For about an hour this morning, my kids and I found a game we could all play together (mostly) in harmony with everyone having fun. I have no idea what the name of it is. It involves a logging truck, a sick baby, a laundry basket, and squeaking llama. Something for everybody, I guess. 

You see, one of my son's birthday gifts on Tuesday was a wooden tractor-trailer that hauls a set of 5 (I counted for inevitable losses) logs strapped down with a buckle. But the game really started when my daughter called me into her room to help assist with her "sick baby." She's obsessed with doctors, illness, the human body...all in a completely healthy way, mind you. She just loves muscles and bones and handing out pretend medicine while telling those who come around to be quiet because her doll is sick. Her doll is always sick. Sometimes her doll recovers. But mostly her doll just gets sick again. 

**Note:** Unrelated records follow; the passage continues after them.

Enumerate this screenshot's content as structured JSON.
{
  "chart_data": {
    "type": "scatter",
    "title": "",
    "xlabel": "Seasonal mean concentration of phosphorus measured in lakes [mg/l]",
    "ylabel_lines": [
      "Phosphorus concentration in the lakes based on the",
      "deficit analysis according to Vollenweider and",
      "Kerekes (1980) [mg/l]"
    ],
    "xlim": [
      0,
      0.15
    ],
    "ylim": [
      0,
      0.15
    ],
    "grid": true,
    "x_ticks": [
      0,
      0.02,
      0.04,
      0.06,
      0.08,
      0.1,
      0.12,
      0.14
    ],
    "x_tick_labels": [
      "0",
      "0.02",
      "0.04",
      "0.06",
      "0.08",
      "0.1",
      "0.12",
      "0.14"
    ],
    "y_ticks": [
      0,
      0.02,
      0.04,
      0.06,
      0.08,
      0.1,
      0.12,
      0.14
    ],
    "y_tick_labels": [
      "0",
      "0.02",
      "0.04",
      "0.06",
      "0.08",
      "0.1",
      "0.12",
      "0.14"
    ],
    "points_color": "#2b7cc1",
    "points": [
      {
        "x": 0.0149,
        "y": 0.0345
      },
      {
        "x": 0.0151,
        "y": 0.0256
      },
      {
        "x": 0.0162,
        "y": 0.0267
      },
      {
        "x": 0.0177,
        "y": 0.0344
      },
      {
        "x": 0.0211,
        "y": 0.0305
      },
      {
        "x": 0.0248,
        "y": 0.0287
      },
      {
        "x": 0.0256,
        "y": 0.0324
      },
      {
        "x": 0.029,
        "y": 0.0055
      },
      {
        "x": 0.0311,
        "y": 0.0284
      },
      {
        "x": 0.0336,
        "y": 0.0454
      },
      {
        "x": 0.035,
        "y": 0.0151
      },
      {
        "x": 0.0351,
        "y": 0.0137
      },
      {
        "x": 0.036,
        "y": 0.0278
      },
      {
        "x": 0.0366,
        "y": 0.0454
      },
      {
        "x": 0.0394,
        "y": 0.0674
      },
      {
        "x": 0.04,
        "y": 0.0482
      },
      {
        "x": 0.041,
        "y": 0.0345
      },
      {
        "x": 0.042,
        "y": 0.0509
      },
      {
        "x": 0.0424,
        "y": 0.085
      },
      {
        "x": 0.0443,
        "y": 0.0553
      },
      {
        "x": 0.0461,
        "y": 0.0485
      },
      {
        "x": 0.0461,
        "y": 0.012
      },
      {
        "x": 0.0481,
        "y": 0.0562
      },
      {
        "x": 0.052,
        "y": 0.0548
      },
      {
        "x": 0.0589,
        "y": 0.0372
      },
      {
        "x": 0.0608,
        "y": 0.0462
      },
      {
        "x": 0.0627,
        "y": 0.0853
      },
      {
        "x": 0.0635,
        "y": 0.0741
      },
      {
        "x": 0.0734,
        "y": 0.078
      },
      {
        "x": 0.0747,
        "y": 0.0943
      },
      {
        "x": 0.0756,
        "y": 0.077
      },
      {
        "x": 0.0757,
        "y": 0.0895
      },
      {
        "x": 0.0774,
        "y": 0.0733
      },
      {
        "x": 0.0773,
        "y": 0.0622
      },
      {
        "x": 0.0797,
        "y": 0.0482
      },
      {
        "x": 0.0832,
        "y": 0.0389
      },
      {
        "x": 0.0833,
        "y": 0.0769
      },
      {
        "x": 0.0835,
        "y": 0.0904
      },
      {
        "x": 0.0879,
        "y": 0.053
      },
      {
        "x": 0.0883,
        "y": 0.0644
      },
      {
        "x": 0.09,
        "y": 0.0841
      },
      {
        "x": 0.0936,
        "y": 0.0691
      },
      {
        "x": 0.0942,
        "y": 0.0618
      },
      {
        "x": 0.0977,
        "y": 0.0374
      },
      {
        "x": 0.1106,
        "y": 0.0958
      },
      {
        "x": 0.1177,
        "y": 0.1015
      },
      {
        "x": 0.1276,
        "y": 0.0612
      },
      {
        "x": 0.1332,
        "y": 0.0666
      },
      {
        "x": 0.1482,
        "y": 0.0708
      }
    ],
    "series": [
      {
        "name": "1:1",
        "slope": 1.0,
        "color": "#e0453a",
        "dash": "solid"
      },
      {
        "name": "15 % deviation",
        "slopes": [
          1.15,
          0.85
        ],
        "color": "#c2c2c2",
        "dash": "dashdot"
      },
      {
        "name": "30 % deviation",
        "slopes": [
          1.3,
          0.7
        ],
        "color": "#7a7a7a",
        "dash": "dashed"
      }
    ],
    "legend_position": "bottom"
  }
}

By this point, the doll is in one of my daughter's t-shirts from the laundry basket. We've made a bed on the floor out of blankets and we're all quietly waiting for (unnamed) doll's medicine to kick in. That's when my son makes an entrance with his log truck. Er, no, let me back up...he makes an entrance to tell us, "log truck has a surprise for you!" 

"Oh, really? What is it?" 

"Logs!"

Gosh, who would have seen that one coming? 

So my son begins to hand out logs. One to the stuffed llama with the squeaker inside. One for the sick baby. One for me. One for Leda. One for he and his blankie to share. Somehow we all end up laying on the floor snuggling this one sick doll...until the llama squeaks and "wakes" my son up. 

It's about this time that my daughter decides the baby is now sick enough that it needs to be driven to the hospital. So she dumps all the dirty laundry out of the basket and climbs in her "car" to go "to Chicago"--which is, apparently, where the nearest hospital is capable of handling this disease? 

Things get a little weird here so I'm not sure if we ever make it. Nap time came quickly once my son informed us that...actually...we live on an island. So that's a monkey wrench. Somehow he ends up in the laundry basket car--maybe there's a bridge?--but doesn't now how to drive it. So we spend a good 5 minutes with her trying to show him how to drive a laundry basket automobile. 

Is there a bridge? Is it an underwater car? We'll never know. It was time for chocolate milk and the game kind of fell apart as quickly as it started. Not 2 hours earlier, there had been a huge fight over a new piece of Thomas and Friends track where both kids were crying and one ended up with a scratched face. 

I'll consider an hour of pretend to be a victory for getting along. Even if it involves lumberjacks who deliver shipments of unfinished wood to sick pediatric patients. In the twisted world of a 2 and 4 year old, it made sense at the time.